A fine ottobre, a Parma, si parlerà di Educazione civica a scuola nell’ambito degli incontri di “La buona battaglia”. Una riflessione sulla legge 92, che nel 2019 ha re-introdotto l’Educazione civica a scuola.
30 luglio 2020
Per cominciare, il contesto. Si è detto e si dirà che la legge 92 del 20 agosto 2019 introduce l’Educazione civica (Ec) in tutte le classi di tutte le scuole. Ma naturalmente l’Ec a scuola c’era già. Trenta e più anni fa, al liceo «Massimo d’Azeglio» di Torino, l’Ec ce la insegnava il professore di storia e filosofia, un uomo colto, destrorso, col pallino del cristianesimo primitivo e delle eresie manichee. Ho detto ce la insegnava ma in realtà sarebbe più giusto dire che avrebbe dovuto insegnarcela, perché per una serie di circostanze (la principale delle quali era l’overdose di lezioni sulle eresie manichee) i libri di Ec non vennero mai aperti, e a distanza di tanti anni sono ancora qui, intonsi, su uno scaffale della mia libreria.
La sfortuna dell’Ec nella sezione “F” del liceo d’Azeglio di quegli anni, come in tante altre sezioni di liceo, si doveva anche al fatto che c’era il voto di storia e c’era il voto di filosofia, ma il voto di Ec non c’era. Il DEcreto del Presidente della Repubblica che aveva introdotto per la prima volta l’Ec a scuola nel 1958 (presidente Zoli, ministro dell’Istruzione Moro) prescriveva che i programmi di storia venissero integrati dal programma di Ec, ma a questa nuova disciplina non dava una cattedra: ci avrebbe pensato l’insegnante di storia. E come non c’era una cattedra così non c’era né un monte-ore dignitoso (due ore al mese) né soprattutto un voto che facesse media, mentre a scuola il voto è il motore di tutto, senza voto non si è niente e nessuno.
Dopo il mio liceo l’Ec a scuola ha subito aggiustamenti, ritocchi. E a leggere di seguito i documenti in merito emanati dal Ministero tra gli anni Novanta e gli anni Zero si tocca con mano quella, come dire, complicazione di tutte le cose che l’italiano di una certa età ha imparato a riconoscere come la nemesi di questa sciagurata comunità di destino. Il Dpr del 1958, con i programmi e tutto, era lungo quattro pagine. Troppo poche. Tra gli anni novanta e gli anni zero i documenti ministeriali si allungano infinitamente, gli articoli generano articoli che si spezzettano in commi e sottocommi, le pagine diventano dieci, venti scritte piccolo, è cioè entrato sottopelle il principio scolastico sEcondo cui ‘Non importa cosa scrivi, ma scrivi tanto, almeno quattro facciate, cinque se ci riesci’, siamo già nella volata che porterà alle 136 pagine della Buona Scuola, alle 464 del Decreto rilancio…

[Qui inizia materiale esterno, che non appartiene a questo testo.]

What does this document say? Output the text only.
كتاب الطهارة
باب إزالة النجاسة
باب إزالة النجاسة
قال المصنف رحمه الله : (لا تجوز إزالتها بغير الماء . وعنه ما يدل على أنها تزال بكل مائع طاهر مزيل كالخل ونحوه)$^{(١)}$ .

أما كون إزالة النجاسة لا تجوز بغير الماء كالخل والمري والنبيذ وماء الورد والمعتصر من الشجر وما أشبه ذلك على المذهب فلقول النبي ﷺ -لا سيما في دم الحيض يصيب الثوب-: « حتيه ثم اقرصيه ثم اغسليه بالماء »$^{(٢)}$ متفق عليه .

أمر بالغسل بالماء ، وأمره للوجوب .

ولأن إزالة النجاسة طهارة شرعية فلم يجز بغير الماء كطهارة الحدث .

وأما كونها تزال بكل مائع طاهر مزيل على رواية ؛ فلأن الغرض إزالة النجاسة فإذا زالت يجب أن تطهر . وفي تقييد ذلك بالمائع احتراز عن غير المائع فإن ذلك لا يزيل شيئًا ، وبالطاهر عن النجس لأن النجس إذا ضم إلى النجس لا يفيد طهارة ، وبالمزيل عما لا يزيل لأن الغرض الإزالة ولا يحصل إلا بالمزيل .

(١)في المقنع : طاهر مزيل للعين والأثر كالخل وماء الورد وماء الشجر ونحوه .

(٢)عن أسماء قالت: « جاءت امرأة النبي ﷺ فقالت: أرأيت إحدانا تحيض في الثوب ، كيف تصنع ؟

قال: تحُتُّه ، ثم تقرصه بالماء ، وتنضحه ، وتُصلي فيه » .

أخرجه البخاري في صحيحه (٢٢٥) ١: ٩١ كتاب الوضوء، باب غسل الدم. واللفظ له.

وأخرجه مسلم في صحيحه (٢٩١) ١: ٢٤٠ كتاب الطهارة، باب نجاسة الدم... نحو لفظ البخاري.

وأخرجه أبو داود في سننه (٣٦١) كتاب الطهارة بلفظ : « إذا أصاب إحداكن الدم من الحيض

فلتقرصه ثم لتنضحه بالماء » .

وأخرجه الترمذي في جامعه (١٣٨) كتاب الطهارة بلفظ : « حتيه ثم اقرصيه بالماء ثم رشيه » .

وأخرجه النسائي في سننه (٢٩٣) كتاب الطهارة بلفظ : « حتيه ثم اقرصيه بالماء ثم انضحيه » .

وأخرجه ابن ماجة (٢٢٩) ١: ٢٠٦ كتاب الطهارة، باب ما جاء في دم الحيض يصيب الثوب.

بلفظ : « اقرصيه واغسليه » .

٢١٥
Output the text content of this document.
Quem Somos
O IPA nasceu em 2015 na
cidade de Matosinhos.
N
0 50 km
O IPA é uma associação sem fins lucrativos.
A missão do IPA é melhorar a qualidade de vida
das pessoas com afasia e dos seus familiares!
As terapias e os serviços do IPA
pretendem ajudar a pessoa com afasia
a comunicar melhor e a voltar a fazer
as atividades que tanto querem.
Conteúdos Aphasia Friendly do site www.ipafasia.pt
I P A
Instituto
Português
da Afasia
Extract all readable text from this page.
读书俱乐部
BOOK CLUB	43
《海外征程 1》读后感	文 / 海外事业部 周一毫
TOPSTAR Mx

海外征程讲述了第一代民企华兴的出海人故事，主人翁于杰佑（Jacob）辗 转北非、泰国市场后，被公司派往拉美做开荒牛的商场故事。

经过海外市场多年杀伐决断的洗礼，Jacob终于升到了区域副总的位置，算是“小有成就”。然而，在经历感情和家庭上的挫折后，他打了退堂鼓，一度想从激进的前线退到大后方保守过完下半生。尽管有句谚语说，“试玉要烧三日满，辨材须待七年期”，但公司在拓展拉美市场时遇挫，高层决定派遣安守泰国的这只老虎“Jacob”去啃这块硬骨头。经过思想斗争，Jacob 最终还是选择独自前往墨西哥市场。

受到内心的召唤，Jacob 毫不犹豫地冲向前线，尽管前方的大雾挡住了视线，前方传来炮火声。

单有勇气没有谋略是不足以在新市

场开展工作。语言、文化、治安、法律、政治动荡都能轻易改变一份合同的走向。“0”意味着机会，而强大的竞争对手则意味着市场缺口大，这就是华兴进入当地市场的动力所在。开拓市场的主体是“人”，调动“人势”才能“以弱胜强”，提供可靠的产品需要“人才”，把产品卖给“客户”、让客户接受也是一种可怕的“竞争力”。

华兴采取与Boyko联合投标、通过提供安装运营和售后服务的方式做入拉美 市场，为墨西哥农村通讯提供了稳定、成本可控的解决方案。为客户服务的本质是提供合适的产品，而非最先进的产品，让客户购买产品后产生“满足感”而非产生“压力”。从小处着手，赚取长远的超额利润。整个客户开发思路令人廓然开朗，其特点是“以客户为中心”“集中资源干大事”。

La riforma Gelmini del 2008 prova a mettere ordine e a dare un po’ di sostanza all’Ec, questa materia-fantasma, ribattezzandola «Costituzione e cittadinanza», un’etichetta felicemente meno generica di ‘educazione civica’, che concentra le forze e l’attenzione sulla Carta che ispira e guida la vita civile del nostro Paese. Bene. Ma anche nel 2008 ci si dimentica di dare alla materia una cattedra, di fissare dei programmi men che generici e, soprattutto, di stabilire che le lezioni di Ec si portano dietro un voto, che sull’Ec non solo s’interroga ma si valuta. Così la buona intenzione si perde nelle brume del tempo-scuola sempre più ristretto e degli adempimenti amministrativi sempre più assorbenti: nelle scuole in cui s’insegna diritto se ne incarica l’insegnante di diritto, mentre dove diritto non c’è ci pensa, se vuole, l’insegnante di geografia o geo-storia al biennio, l’insegnante di storia e filosofia o di lettere al triennio, ma un po’ a caso, senza un programma definito e spesso anche senza un libro di testo, negli interstizi lasciati dalle materie ‘con voto’. E infine arriva il 2019, la Lega vuole reintrodurre l’Ec nelle scuole di ogni ordine e grado, presenta una legge, la spunta, maggioranza e opposizione la votano compattamente. Stavolta, bruciati da delusioni pluridecennali, si parte dalla cosa essenziale: alla preparazione in Ec si darà un voto che farà media con gli altri, l’Ec diventa una materia come la chimica, la storia, l’italiano.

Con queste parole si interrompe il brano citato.